Do i explain myself well?

I would be happy to answer more questions. Thanks for all the help

 

Let's assume that instantaneously the signal at the anode of the diode goes from some peak value, say 2.5V, down to zero and stays there. The ADC voltage will still be high and the diode is reverse biased. Then the capacitor will discharge slowly through the 2M2 resistor. When the opposite happens and the signal is restored the capacitor charges through the diode from the transistor - much lower effective resistance and hence much quicker.

Change the resistor and see what happens.

 

ok i will do that for sure and get back to you on that.
Thanks a lot Albert

 

The resistor size is limited by the input current of the PIC. If you use too large a value, the input current flowing through the resistor will create voltage that is far from being zero volts. For example, the maximum input of your PIC is 1 ua. Ohms law says that 1 ua flowing through a 2 Meg resistor will cause the resistor to drop 2 volts. Note that the current is typically "only" 0.1 ua -- but that would still be 200 mv across a 2 Meg resistor.

Microchip recomends that the source impedance be 10 K ohm or less for an A/D input:

7.9 A/D Acquisition Requirements

For the ADC to meet its specified accuracy, the charge
holding capacitor (CHOLD) must be allowed to fully
charge to the input channel voltage level. The Analog
Input model is shown in Figure 7-1. The source
impedance (RS) and the internal sampling switch (RSS)
impedance directly affect the time required to charge the
capacitor CHOLD. The sampling switch (RSS) impedance
varies over the device voltage (VDD), see Figure 7-1.
The maximum recommended impedance for analog
sources is 10 kΩ. As the source impedance is
decreased, the acquisition time may be decreased.

 

For example, the maximum input of your PIC is 1 ua.
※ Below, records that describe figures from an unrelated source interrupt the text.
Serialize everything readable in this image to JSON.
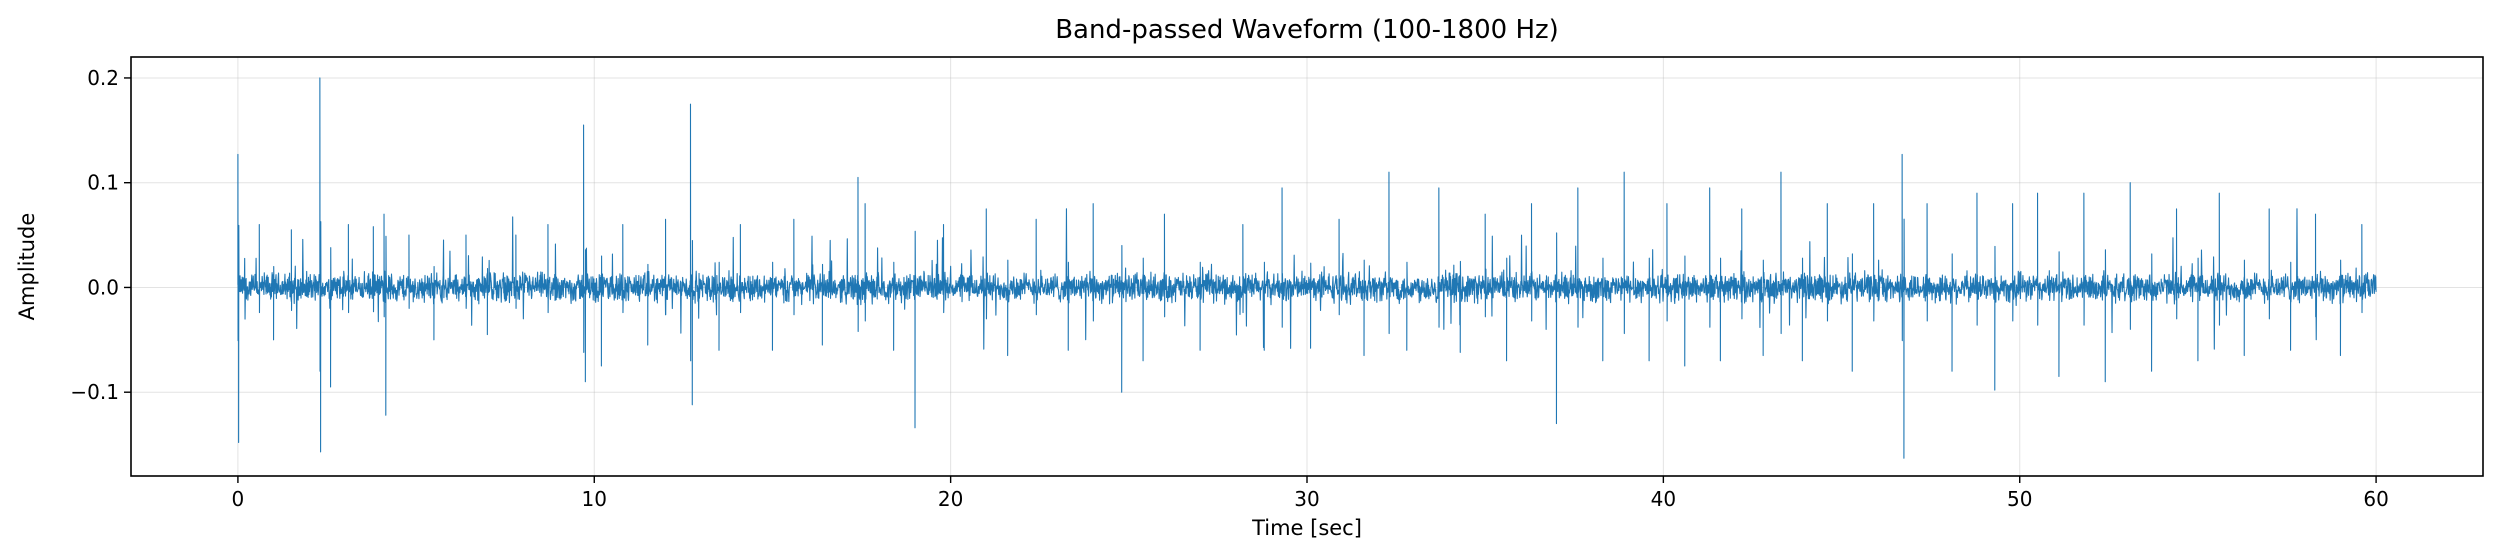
{
  "chart_data": {
    "type": "line",
    "title": "Band-passed Waveform (100-1800 Hz)",
    "xlabel": "Time [sec]",
    "ylabel": "Amplitude",
    "xlim": [
      -3,
      63
    ],
    "ylim": [
      -0.18,
      0.22
    ],
    "x_ticks": [
      0,
      10,
      20,
      30,
      40,
      50,
      60
    ],
    "x_tick_labels": [
      "0",
      "10",
      "20",
      "30",
      "40",
      "50",
      "60"
    ],
    "y_ticks": [
      -0.1,
      0.0,
      0.1,
      0.2
    ],
    "y_tick_labels": [
      "−0.1",
      "0.0",
      "0.1",
      "0.2"
    ],
    "grid": true,
    "series": [
      {
        "color": "#1f77b4",
        "x_start": 0,
        "x_end": 60,
        "baseline_amplitude": 0.012,
        "spikes": [
          {
            "x": 0.0,
            "y": 0.127
          },
          {
            "x": 0.02,
            "y": -0.148
          },
          {
            "x": 0.6,
            "y": 0.06
          },
          {
            "x": 1.0,
            "y": -0.05
          },
          {
            "x": 1.5,
            "y": 0.055
          },
          {
            "x": 2.3,
            "y": 0.2
          },
          {
            "x": 2.32,
            "y": -0.157
          },
          {
            "x": 2.6,
            "y": -0.095
          },
          {
            "x": 3.1,
            "y": 0.06
          },
          {
            "x": 3.8,
            "y": 0.058
          },
          {
            "x": 4.1,
            "y": 0.07
          },
          {
            "x": 4.15,
            "y": -0.122
          },
          {
            "x": 4.8,
            "y": 0.05
          },
          {
            "x": 5.5,
            "y": -0.05
          },
          {
            "x": 6.4,
            "y": 0.05
          },
          {
            "x": 7.0,
            "y": -0.045
          },
          {
            "x": 7.8,
            "y": 0.05
          },
          {
            "x": 8.7,
            "y": 0.06
          },
          {
            "x": 9.7,
            "y": 0.155
          },
          {
            "x": 9.75,
            "y": -0.09
          },
          {
            "x": 10.2,
            "y": -0.075
          },
          {
            "x": 10.8,
            "y": 0.06
          },
          {
            "x": 11.5,
            "y": -0.055
          },
          {
            "x": 12.0,
            "y": 0.065
          },
          {
            "x": 12.7,
            "y": 0.175
          },
          {
            "x": 12.75,
            "y": -0.112
          },
          {
            "x": 13.5,
            "y": -0.06
          },
          {
            "x": 14.1,
            "y": 0.06
          },
          {
            "x": 15.0,
            "y": -0.06
          },
          {
            "x": 15.6,
            "y": 0.065
          },
          {
            "x": 16.4,
            "y": -0.055
          },
          {
            "x": 17.4,
            "y": 0.105
          },
          {
            "x": 17.6,
            "y": 0.08
          },
          {
            "x": 18.4,
            "y": -0.06
          },
          {
            "x": 19.0,
            "y": -0.134
          },
          {
            "x": 19.8,
            "y": 0.06
          },
          {
            "x": 21.0,
            "y": 0.075
          },
          {
            "x": 21.6,
            "y": -0.065
          },
          {
            "x": 22.4,
            "y": 0.065
          },
          {
            "x": 23.3,
            "y": -0.06
          },
          {
            "x": 24.0,
            "y": 0.08
          },
          {
            "x": 24.8,
            "y": -0.1
          },
          {
            "x": 25.4,
            "y": -0.07
          },
          {
            "x": 26.0,
            "y": 0.07
          },
          {
            "x": 27.0,
            "y": -0.06
          },
          {
            "x": 28.2,
            "y": 0.06
          },
          {
            "x": 28.8,
            "y": -0.06
          },
          {
            "x": 29.3,
            "y": 0.095
          },
          {
            "x": 30.1,
            "y": -0.058
          },
          {
            "x": 30.9,
            "y": 0.065
          },
          {
            "x": 31.6,
            "y": -0.065
          },
          {
            "x": 32.3,
            "y": 0.11
          },
          {
            "x": 32.8,
            "y": -0.06
          },
          {
            "x": 33.7,
            "y": 0.095
          },
          {
            "x": 34.3,
            "y": -0.062
          },
          {
            "x": 35.0,
            "y": 0.07
          },
          {
            "x": 35.6,
            "y": -0.07
          },
          {
            "x": 36.3,
            "y": 0.08
          },
          {
            "x": 37.0,
            "y": -0.13
          },
          {
            "x": 37.6,
            "y": 0.095
          },
          {
            "x": 38.3,
            "y": -0.07
          },
          {
            "x": 38.9,
            "y": 0.11
          },
          {
            "x": 39.6,
            "y": -0.07
          },
          {
            "x": 40.1,
            "y": 0.08
          },
          {
            "x": 40.6,
            "y": -0.075
          },
          {
            "x": 41.3,
            "y": 0.095
          },
          {
            "x": 41.6,
            "y": -0.07
          },
          {
            "x": 42.2,
            "y": 0.075
          },
          {
            "x": 42.8,
            "y": -0.065
          },
          {
            "x": 43.3,
            "y": 0.11
          },
          {
            "x": 43.9,
            "y": -0.07
          },
          {
            "x": 44.6,
            "y": 0.08
          },
          {
            "x": 45.3,
            "y": -0.08
          },
          {
            "x": 45.9,
            "y": 0.08
          },
          {
            "x": 46.7,
            "y": 0.127
          },
          {
            "x": 46.75,
            "y": -0.163
          },
          {
            "x": 47.4,
            "y": 0.08
          },
          {
            "x": 48.1,
            "y": -0.08
          },
          {
            "x": 48.8,
            "y": 0.09
          },
          {
            "x": 49.3,
            "y": -0.098
          },
          {
            "x": 49.8,
            "y": 0.08
          },
          {
            "x": 50.5,
            "y": 0.09
          },
          {
            "x": 51.1,
            "y": -0.085
          },
          {
            "x": 51.8,
            "y": 0.09
          },
          {
            "x": 52.4,
            "y": -0.09
          },
          {
            "x": 53.1,
            "y": 0.1
          },
          {
            "x": 53.7,
            "y": -0.08
          },
          {
            "x": 54.4,
            "y": 0.075
          },
          {
            "x": 55.0,
            "y": -0.07
          },
          {
            "x": 55.6,
            "y": 0.09
          },
          {
            "x": 56.3,
            "y": -0.065
          },
          {
            "x": 57.0,
            "y": 0.075
          },
          {
            "x": 57.6,
            "y": -0.06
          },
          {
            "x": 58.3,
            "y": 0.07
          },
          {
            "x": 59.0,
            "y": -0.065
          },
          {
            "x": 59.6,
            "y": 0.06
          }
        ]
      }
    ]
  }
}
Ohms law says that 1 ua flowing through a 2 Meg resistor will cause the resistor to drop 2 volts

The PIC input current doesn't flow in the 2M2, the resistor is in parallel with the PIC input. The input current will change the time constant but that is all.

 

i think i agree with Albert here. the resistor is parallel to the PIC as ADC input is going back to the PIC pin.

Albert,
I am going to try out the resistor today and let you know how i get along

Thanks guys!

 

The PIC input current doesn't flow in the 2M2, the resistor is in parallel with the PIC input. The input current will change the time constant but that is all.

I respectfully disagree. If the input leakage current of the ADC does not flow through the 2.2 Meg resistor then where does it go?

 

Also with such a high impedance as 2M2 the leakage of that diode might start to be significant, especially if it is a schottky. A larger cap, say 1uF and a lower resistor, say 220K would mitigate these issues.

 

Also with such a high impedance as 2M2 the leakage of that diode might start to be significant, especially if it is a schottky. A larger cap, say 1uF and a lower resistor, say 220K would mitigate these issues.

This will leave the time constant the same, which is the original problem.

 

hi richard,

if you think it is the problem then can i request you to explain it in some way once again. I think me and Albert are not following it.

 

guys i am more concerned with the output on the transistor into the diode

detection - 2.7 volts
no detection - 2.9 volts
and this takes a lot of time to settle . I think the problem her can be the capacitor (c2) on the input of the transistor. will the change in value of this affect the circuit in a better way in terms of setting time

 

Did you try reducing the value of the 2M2. Try 220k or even 22k.

 

hi Albert ,
many thanks for replying back

Yes i did . Didn't make any difference in it whatsoever.

 

The LC circuit L1/C3 is resonant at about 230kHz. The PIC is supplying the square wave input. Are you relying on the FOSC4 signal or do you have code to generate the signal. Have you checked what frequency that is?

 

hi Albert ,

Yes i have checked the frequency on the PIC itself i am giving it the right frequency. I had first written the code depending on the FOSC 4 signal as i had used capacitor and inductor values that provide the near frequency to the resonance frequency.
I then moved to freq generator because i thought that might be the problem in this case.

Also i might have a question on that. What do you think might be the implication of using a different resonance components? Do you think it would change range and speed of detection? I am putting it out as a question first and then i would like to share my findings.
Let me know your thoughts on that.

Thanks a million Guys !